When buying your weekly shop, do you consider where your food has come from to reach your plate, and what damage food emissions are causing? If you don't consider the damage food emissions cause, then you aren't the only one.
How your food is grown, stored, transported, processed and cooked can all influence how it impacts climate change and the environment. Between 1968 and 1998, world food production increased by 84 percent and the population by 91 percent, but food trade increased 184 percent.
In the UK, food travels 30 billion kilometres each year. This includes imports by boat and air and transport by lorries and car. Food transport is responsible for the UK adding nearly 19 million tonnes of carbon dioxide to the atmosphere each year. Over two million tonnes of this is produced simply by cars travelling to and from shops.
When looking at the damage that's being done to the environment and resulting climate change, the distance our food has travelled to our plate is usually seen as the culprit, but that isn't necessarily the truth.
In fact, transportation accounts for only 10 percent of the emissions associated with Britain's food chain.
One of the most common items in a shopping trolley - apples - seem like a green option every time, but this isn't necessarily true.
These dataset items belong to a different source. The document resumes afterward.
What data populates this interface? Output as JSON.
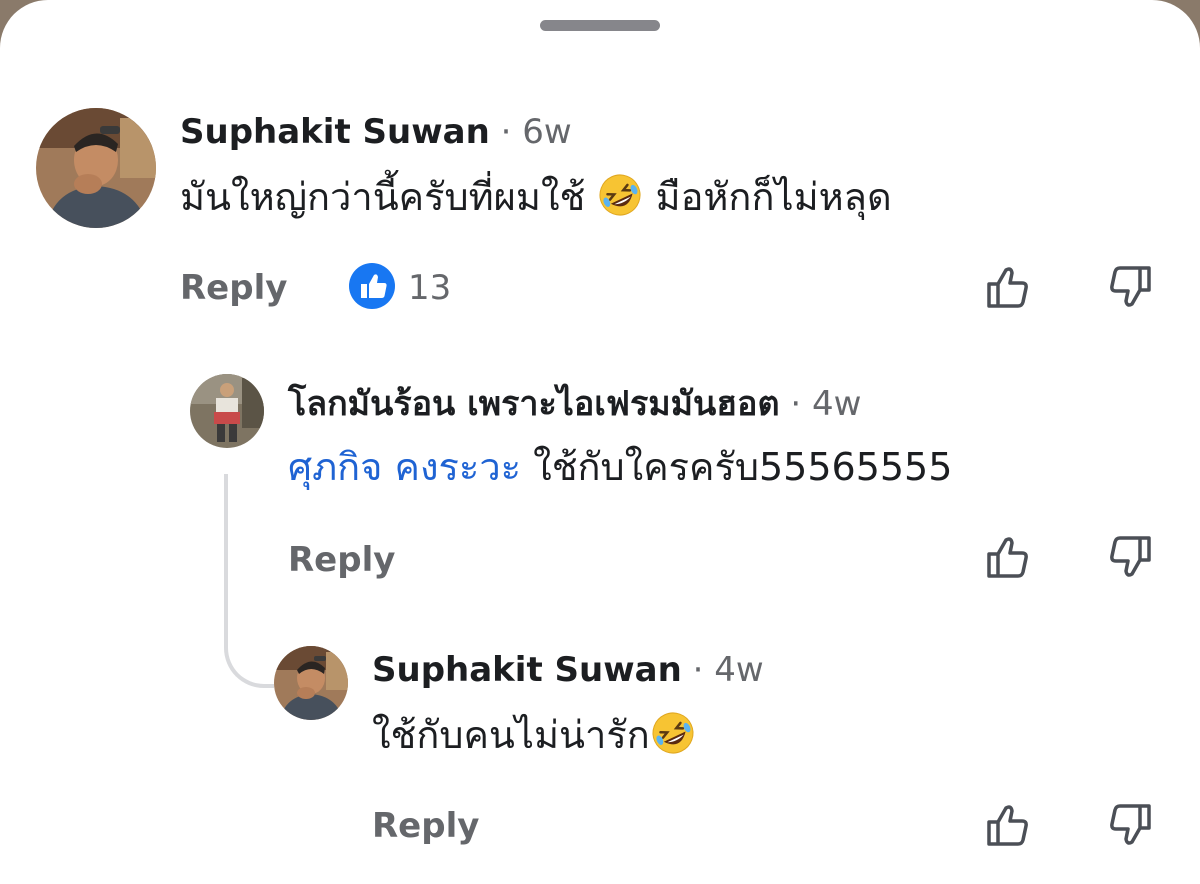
{
  "comments": [
    {
      "author": "Suphakit Suwan",
      "separator": "·",
      "time": "6w",
      "text_before": "มันใหญ่กว่านี้ครับที่ผมใช้",
      "emoji": "rolling-on-floor-laughing",
      "text_after": "มือหักก็ไม่หลุด",
      "reply_label": "Reply",
      "reaction": "like",
      "reaction_count": "13"
    },
    {
      "author": "โลกมันร้อน เพราะไอเฟรมมันฮอต",
      "separator": "·",
      "time": "4w",
      "mention": "ศุภกิจ คงระวะ",
      "text": "ใช้กับใครครับ55565555",
      "reply_label": "Reply"
    },
    {
      "author": "Suphakit Suwan",
      "separator": "·",
      "time": "4w",
      "text": "ใช้กับคนไม่น่ารัก",
      "emoji": "rolling-on-floor-laughing",
      "reply_label": "Reply"
    }
  ],
  "colors": {
    "accent_blue": "#1f63d3",
    "like_blue": "#1877f2",
    "secondary_text": "#65676b",
    "thread_line": "#d9dadd"
  }
}
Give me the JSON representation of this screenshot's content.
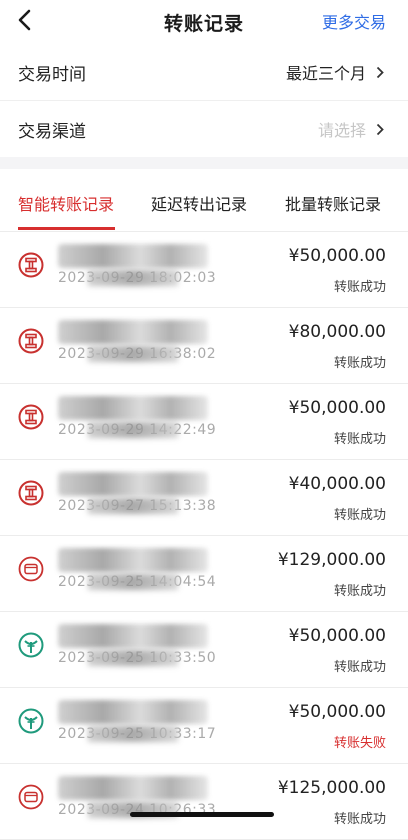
{
  "header": {
    "title": "转账记录",
    "more_label": "更多交易",
    "back_icon": "chevron-left-icon"
  },
  "filters": [
    {
      "label": "交易时间",
      "value": "最近三个月",
      "placeholder": false
    },
    {
      "label": "交易渠道",
      "value": "请选择",
      "placeholder": true
    }
  ],
  "tabs": [
    {
      "label": "智能转账记录",
      "active": true
    },
    {
      "label": "延迟转出记录",
      "active": false
    },
    {
      "label": "批量转账记录",
      "active": false
    }
  ],
  "records": [
    {
      "name_suffix": ")",
      "time": "2023-09-29 18:02:03",
      "amount": "¥50,000.00",
      "status": "转账成功",
      "failed": false,
      "icon": "icbc-bank-icon"
    },
    {
      "name_suffix": "030)",
      "time": "2023-09-29 16:38:02",
      "amount": "¥80,000.00",
      "status": "转账成功",
      "failed": false,
      "icon": "icbc-bank-icon"
    },
    {
      "name_suffix": "",
      "time": "2023-09-29 14:22:49",
      "amount": "¥50,000.00",
      "status": "转账成功",
      "failed": false,
      "icon": "icbc-bank-icon"
    },
    {
      "name_suffix": "0)",
      "time": "2023-09-27 15:13:38",
      "amount": "¥40,000.00",
      "status": "转账成功",
      "failed": false,
      "icon": "icbc-bank-icon"
    },
    {
      "name_suffix": "",
      "time": "2023-09-25 14:04:54",
      "amount": "¥129,000.00",
      "status": "转账成功",
      "failed": false,
      "icon": "card-icon"
    },
    {
      "name_suffix": "",
      "time": "2023-09-25 10:33:50",
      "amount": "¥50,000.00",
      "status": "转账成功",
      "failed": false,
      "icon": "abc-bank-icon"
    },
    {
      "name_suffix": "77)",
      "time": "2023-09-25 10:33:17",
      "amount": "¥50,000.00",
      "status": "转账失败",
      "failed": true,
      "icon": "abc-bank-icon"
    },
    {
      "name_suffix": "8)",
      "time": "2023-09-24 10:26:33",
      "amount": "¥125,000.00",
      "status": "转账成功",
      "failed": false,
      "icon": "card-icon"
    }
  ],
  "colors": {
    "accent": "#d72f2f",
    "link": "#2f6ce5",
    "abc_green": "#1f9a7c"
  }
}
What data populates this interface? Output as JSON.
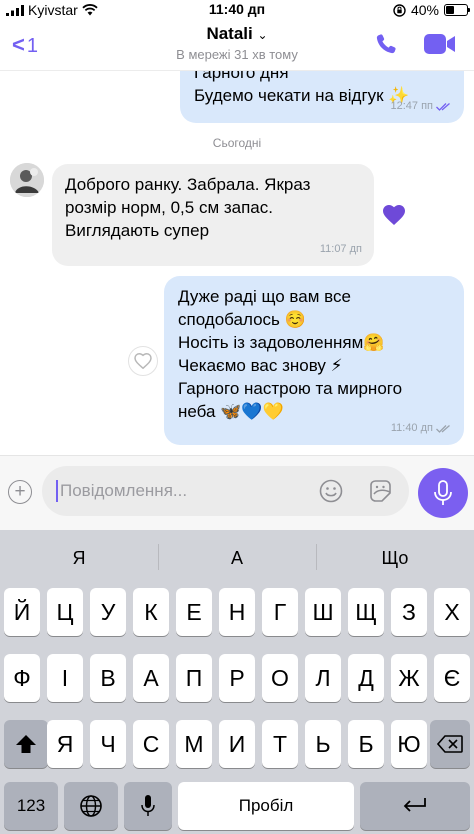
{
  "status_bar": {
    "carrier": "Kyivstar",
    "time": "11:40 дп",
    "battery": "40%",
    "battery_level": 0.4
  },
  "header": {
    "back_count": "1",
    "contact_name": "Natali",
    "contact_status": "В мережі 31 хв тому"
  },
  "messages": {
    "m0": {
      "lines": [
        "Гарного дня",
        "Будемо чекати на відгук ✨"
      ],
      "time": "12:47 пп"
    },
    "divider": "Сьогодні",
    "m1": {
      "lines": [
        "Доброго ранку. Забрала. Якраз",
        "розмір норм, 0,5 см запас.",
        "Виглядають супер"
      ],
      "time": "11:07 дп"
    },
    "m2": {
      "lines": [
        "Дуже раді що вам все",
        "сподобалось ☺️",
        "Носіть із задоволенням🤗",
        "Чекаємо вас знову ⚡",
        "Гарного настрою та мирного",
        "неба 🦋💙💛"
      ],
      "time": "11:40 дп"
    }
  },
  "composer": {
    "placeholder": "Повідомлення..."
  },
  "keyboard": {
    "suggestions": [
      "Я",
      "А",
      "Що"
    ],
    "row1": [
      "Й",
      "Ц",
      "У",
      "К",
      "Е",
      "Н",
      "Г",
      "Ш",
      "Щ",
      "З",
      "Х"
    ],
    "row2": [
      "Ф",
      "І",
      "В",
      "А",
      "П",
      "Р",
      "О",
      "Л",
      "Д",
      "Ж",
      "Є"
    ],
    "row3": [
      "Я",
      "Ч",
      "С",
      "М",
      "И",
      "Т",
      "Ь",
      "Б",
      "Ю"
    ],
    "numbers_label": "123",
    "space_label": "Пробіл"
  },
  "colors": {
    "accent": "#7360f2",
    "outgoing_bubble": "#d9e8fb",
    "incoming_bubble": "#efefef"
  }
}
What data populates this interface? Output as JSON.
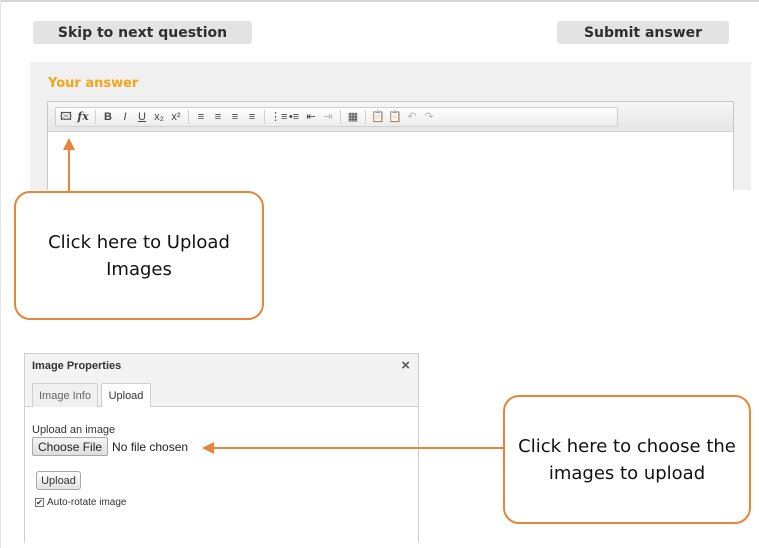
{
  "actions": {
    "skip_label": "Skip to next question",
    "submit_label": "Submit answer"
  },
  "answer": {
    "label": "Your answer"
  },
  "toolbar": {
    "buttons": {
      "image": "🖾",
      "formula": "fx",
      "bold": "B",
      "italic": "I",
      "underline": "U",
      "subscript": "x₂",
      "superscript": "x²",
      "align_left": "≡",
      "align_center": "≡",
      "align_right": "≡",
      "justify": "≡",
      "numbered_list": "⋮≡",
      "bulleted_list": "•≡",
      "outdent": "⇤",
      "indent": "⇥",
      "table": "▦",
      "paste": "📋",
      "paste_text": "📋",
      "undo": "↶",
      "redo": "↷"
    }
  },
  "callouts": {
    "upload_images": "Click here to Upload Images",
    "choose_images": "Click here to choose the images to upload"
  },
  "dialog": {
    "title": "Image Properties",
    "close": "×",
    "tabs": [
      "Image Info",
      "Upload"
    ],
    "upload_label": "Upload an image",
    "choose_file": "Choose File",
    "file_status": "No file chosen",
    "upload_button": "Upload",
    "auto_rotate": "Auto-rotate image",
    "auto_rotate_checked": true
  },
  "colors": {
    "accent_orange": "#e5863a",
    "answer_label": "#f2a51a",
    "button_gray": "#e3e3e3"
  }
}
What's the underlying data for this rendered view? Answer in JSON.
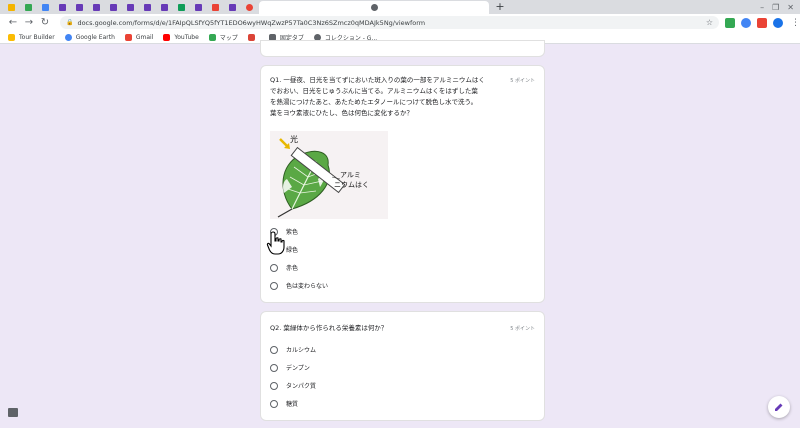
{
  "browser": {
    "url": "docs.google.com/forms/d/e/1FAIpQLSfYQ5fYT1EDO6wyHWqZwzP57Ta0C3Nz6SZmcz0qMDAJk5Ng/viewform",
    "bookmarks": [
      {
        "label": "Tour Builder",
        "color": "#fbbc04"
      },
      {
        "label": "Google Earth",
        "color": "#4285f4"
      },
      {
        "label": "Gmail",
        "color": "#ea4335"
      },
      {
        "label": "YouTube",
        "color": "#ff0000"
      },
      {
        "label": "マップ",
        "color": "#34a853"
      },
      {
        "label": "",
        "color": "#db4437"
      },
      {
        "label": "固定タブ",
        "color": "#5f6368"
      },
      {
        "label": "コレクション - G...",
        "color": "#5f6368"
      }
    ],
    "colors": {
      "chrome_bg": "#dadce0",
      "page_bg": "#ede7f6",
      "accent": "#673ab7"
    }
  },
  "form": {
    "q1": {
      "text_lines": [
        "Q1. 一昼夜、日光を当てずにおいた斑入りの葉の一部をアルミニウムはく",
        "でおおい、日光をじゅうぶんに当てる。アルミニウムはくをはずした葉",
        "を熱湯につけたあと、あたためたエタノールにつけて脱色し水で洗う。",
        "葉をヨウ素液にひたし、色は何色に変化するか？"
      ],
      "points": "5 ポイント",
      "figure": {
        "label_light": "光",
        "label_foil_1": "アルミ",
        "label_foil_2": "ニウムはく"
      },
      "options": [
        "紫色",
        "緑色",
        "赤色",
        "色は変わらない"
      ]
    },
    "q2": {
      "text": "Q2. 葉緑体から作られる栄養素は何か？",
      "points": "5 ポイント",
      "options": [
        "カルシウム",
        "デンプン",
        "タンパク質",
        "糖質"
      ]
    }
  }
}
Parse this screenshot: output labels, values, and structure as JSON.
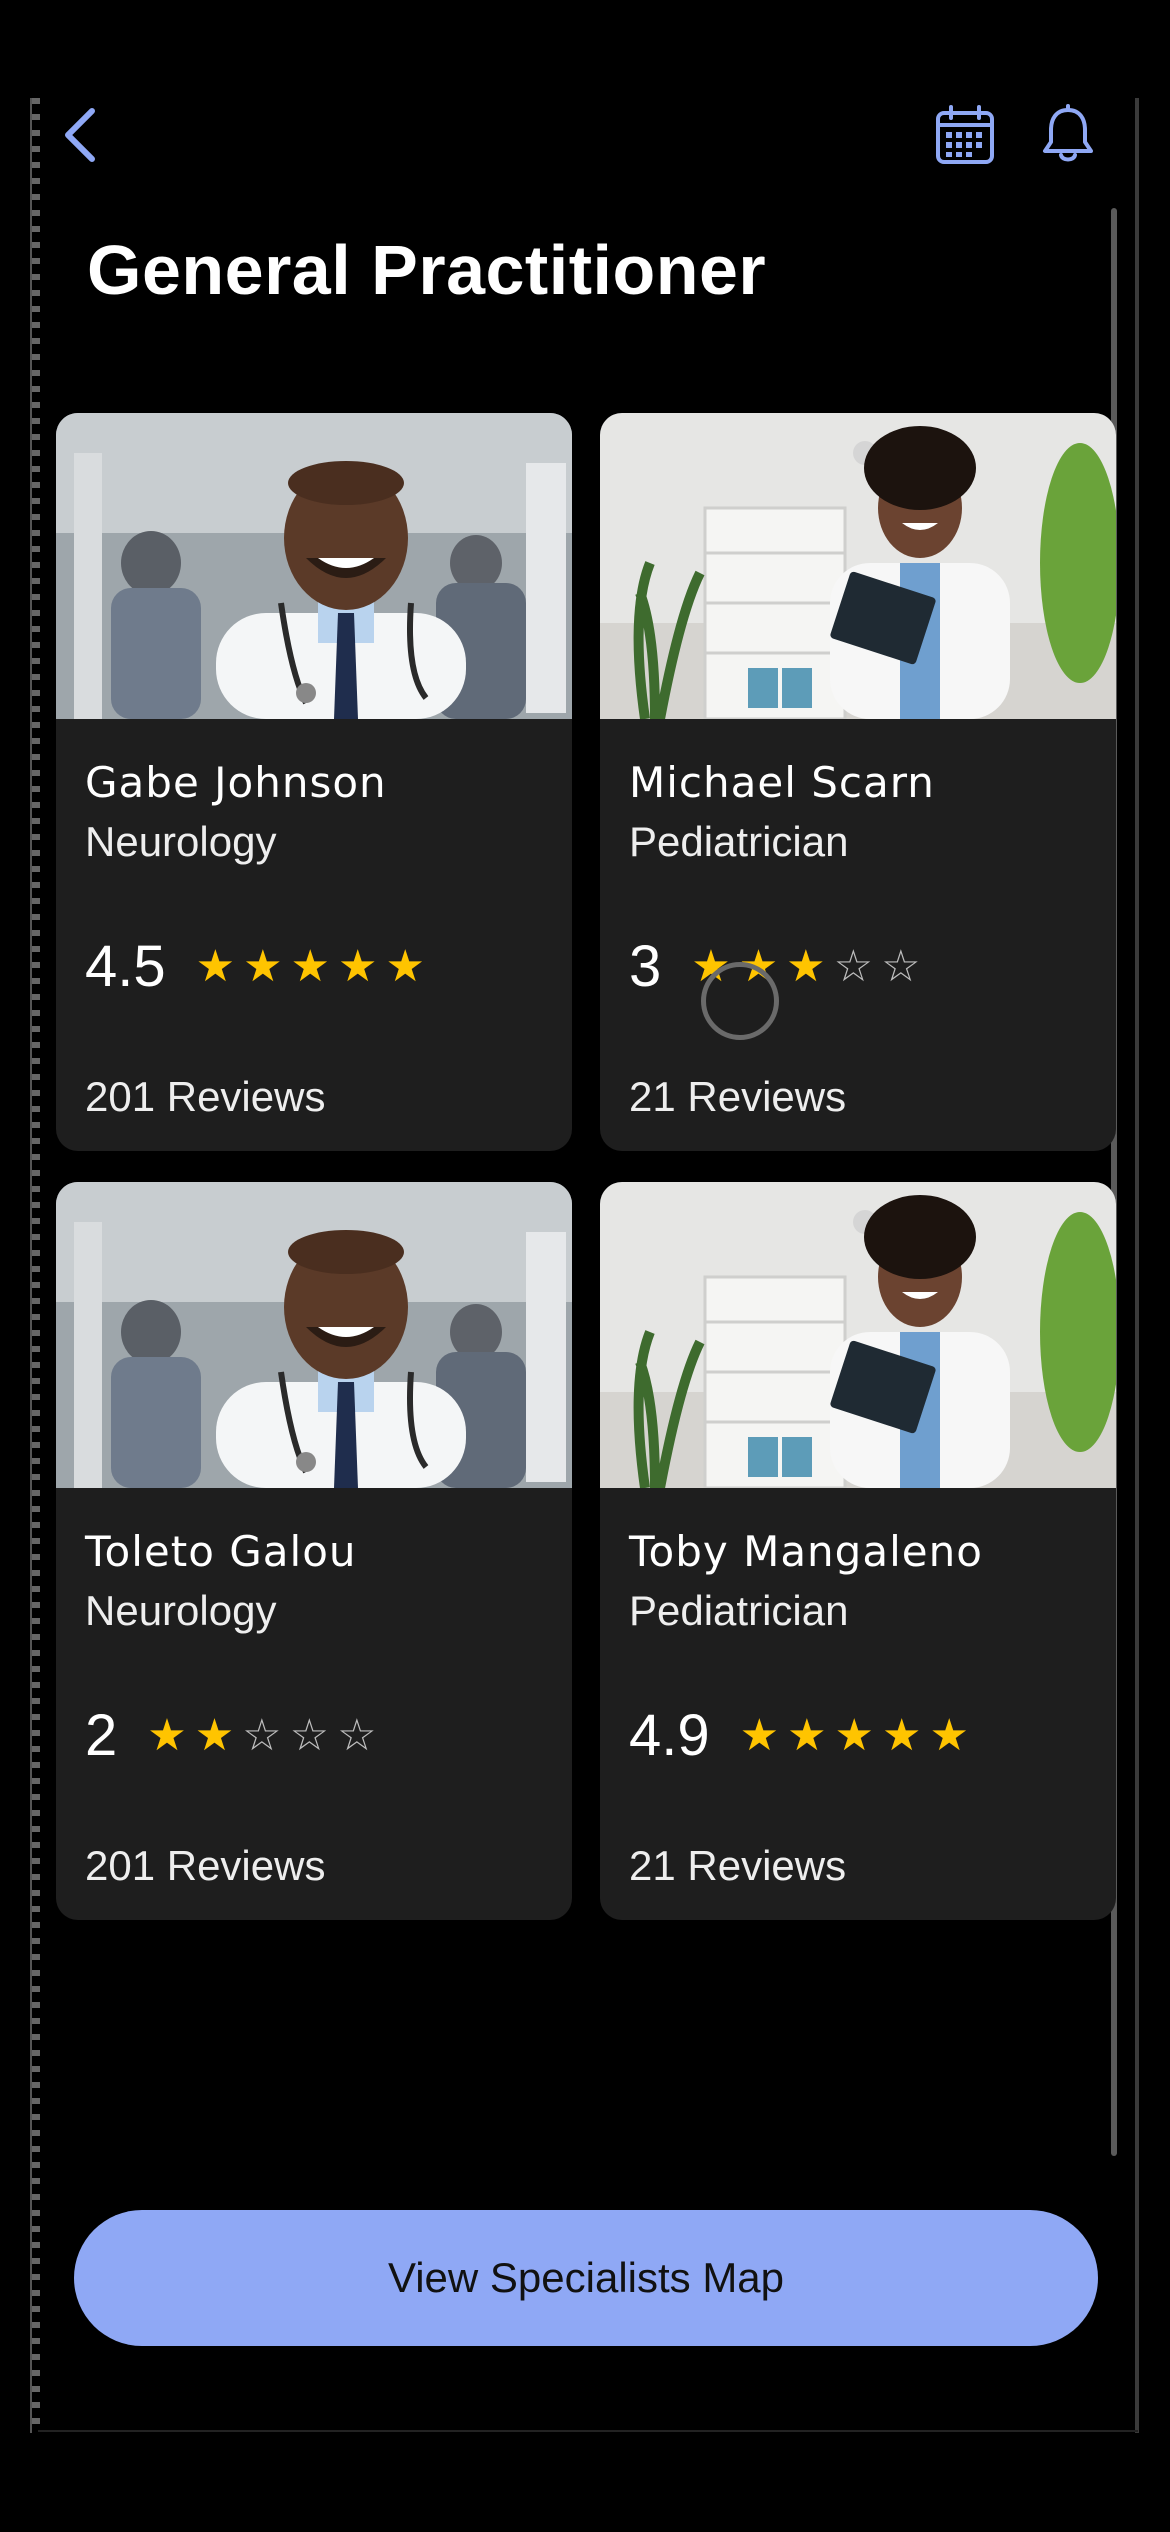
{
  "header": {
    "title": "General Practitioner",
    "back_icon": "chevron-left-icon",
    "calendar_icon": "calendar-icon",
    "bell_icon": "bell-icon",
    "accent_color": "#8fa8f5"
  },
  "doctors": [
    {
      "name": "Gabe Johnson",
      "specialty": "Neurology",
      "rating": "4.5",
      "stars_filled": 5,
      "reviews": "201 Reviews",
      "photo": "male-doctor-photo"
    },
    {
      "name": "Michael Scarn",
      "specialty": "Pediatrician",
      "rating": "3",
      "stars_filled": 3,
      "reviews": "21 Reviews",
      "photo": "female-doctor-photo"
    },
    {
      "name": "Toleto Galou",
      "specialty": "Neurology",
      "rating": "2",
      "stars_filled": 2,
      "reviews": "201 Reviews",
      "photo": "male-doctor-photo"
    },
    {
      "name": "Toby Mangaleno",
      "specialty": "Pediatrician",
      "rating": "4.9",
      "stars_filled": 5,
      "reviews": "21 Reviews",
      "photo": "female-doctor-photo"
    }
  ],
  "star_color": "#ffc400",
  "map_button": {
    "label": "View Specialists Map",
    "color": "#8fa8f5"
  }
}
In Britain, if you see an apple with a little Union flag sticker on it, you'd think that this apple that is the most environmentally friendly, wouldn't you? Well, you'd be wrong.
Those British apples are likely to have been in cold storage for seven months, since they were harvested in the autumn. So, technically, you could be doing the environment a lot less damage if you buy an apple that's made its way over from New Zealand.
In the US, in 1870 almost all the apples consumed in Iowa were produced locally, but a little over a century later that number had dropped to 15 percent.
In developed, industrial nations, food appears to be travelling further to reach consumers. The inference is that many industrialised countries no longer rely on their own farmers to fully supply a number of food items. International food trade is increasing more rapidly than increases in population or food production. ![]()
An ever-growing proportion of what Americans eat is produced in other countries, including an estimated 39 percent of fruits, 12 percent of vegetables, 40 percent of lamb, and 78 percent of fish and shellfish in 2001. The typical American's prepared meal contains, on average, ingredients from at least five countries outside the United States. It is estimated that the average meal in the US has traveled 1,500 miles from the farm to the plate.
Why is this cause for concern for the distance food travels?
Importing in California
In California, where agricultural commodities are one of the top exports, it is ironic that so much food is being imported from other states as well as overseas. Some of these imports are because people expect to have foods available year-round instead of seasonally. In other cases, imports are competing directly with locally grown produce.
Imports by airplane have a substantial impact on global warming pollution. In 2005, the import of fruits, nuts, and vegetables into California by airplane released more than 70,000 tons of CO2, which is equivalent to more than 12,000 cars on the road.
An article by the Center for Urban Education about Sustainable Agriculture tells how the sugar packet you open to pour in your coffee while seated in a café in Hawaii has traveled about 10,000 miles, even though the sugar cane field is a mile away. That's because the sugar cane is processed in California and packaged in New York. Rather than being an exceptional case, this is more often the norm in the food processing industry. ![]()
Food emissions left by a cheeseburger
The CO2 emissions involved in the production of beef are considerable. Jamais Cascio did a detailed study on the carbon footprint of a cheeseburger. The conclusion is that the entire process, from growing the grain, to feeding the cattle, to cooking the cheeseburger, generates between 3.6 and 6.1 kg of CO2 per burger. Based on average consumption per person estimates in the US this amounts to a total of between 65 million and 195 million annual metric tons of CO2. To make the numbers more meaningful, Cascio converted this to the equivalent of between 6.5 and 19.6 million SUVs on the road.
Burgers are common food items for most people in the US. Americans eat about 13 billion hamburgers a year. If you put all those burgers in a straight line, they would circle the earth more than 32 times.
Americans currently spend about US$134 billion dollars per year on fast food - more than they spend on college education, computers, software or new cars.
Energy Use in the Food Sector estimates that a single cheeseburger amounts to somewhere between about seven and 20 megajoules (the range comes from the variety of methods available to the food industry).
Choosing local food cuts food emissions
Choosing food that is local and in season means it does not have to travel so far. Reducing food miles can have a dramatic effect on reducing carbon dioxide emissions.
How far your food travels has serious consequences for your health and the climate. People are rediscovering the benefits of buying local food. It is good for your local economy because buying directly from family farmers in your area helps them stay in business. And by buying local, it means that your food isn't travelling long distances by planes, trains, trucks, and ships, which all consume energy and spew pollution that contributes to global warming and unhealthy air quality.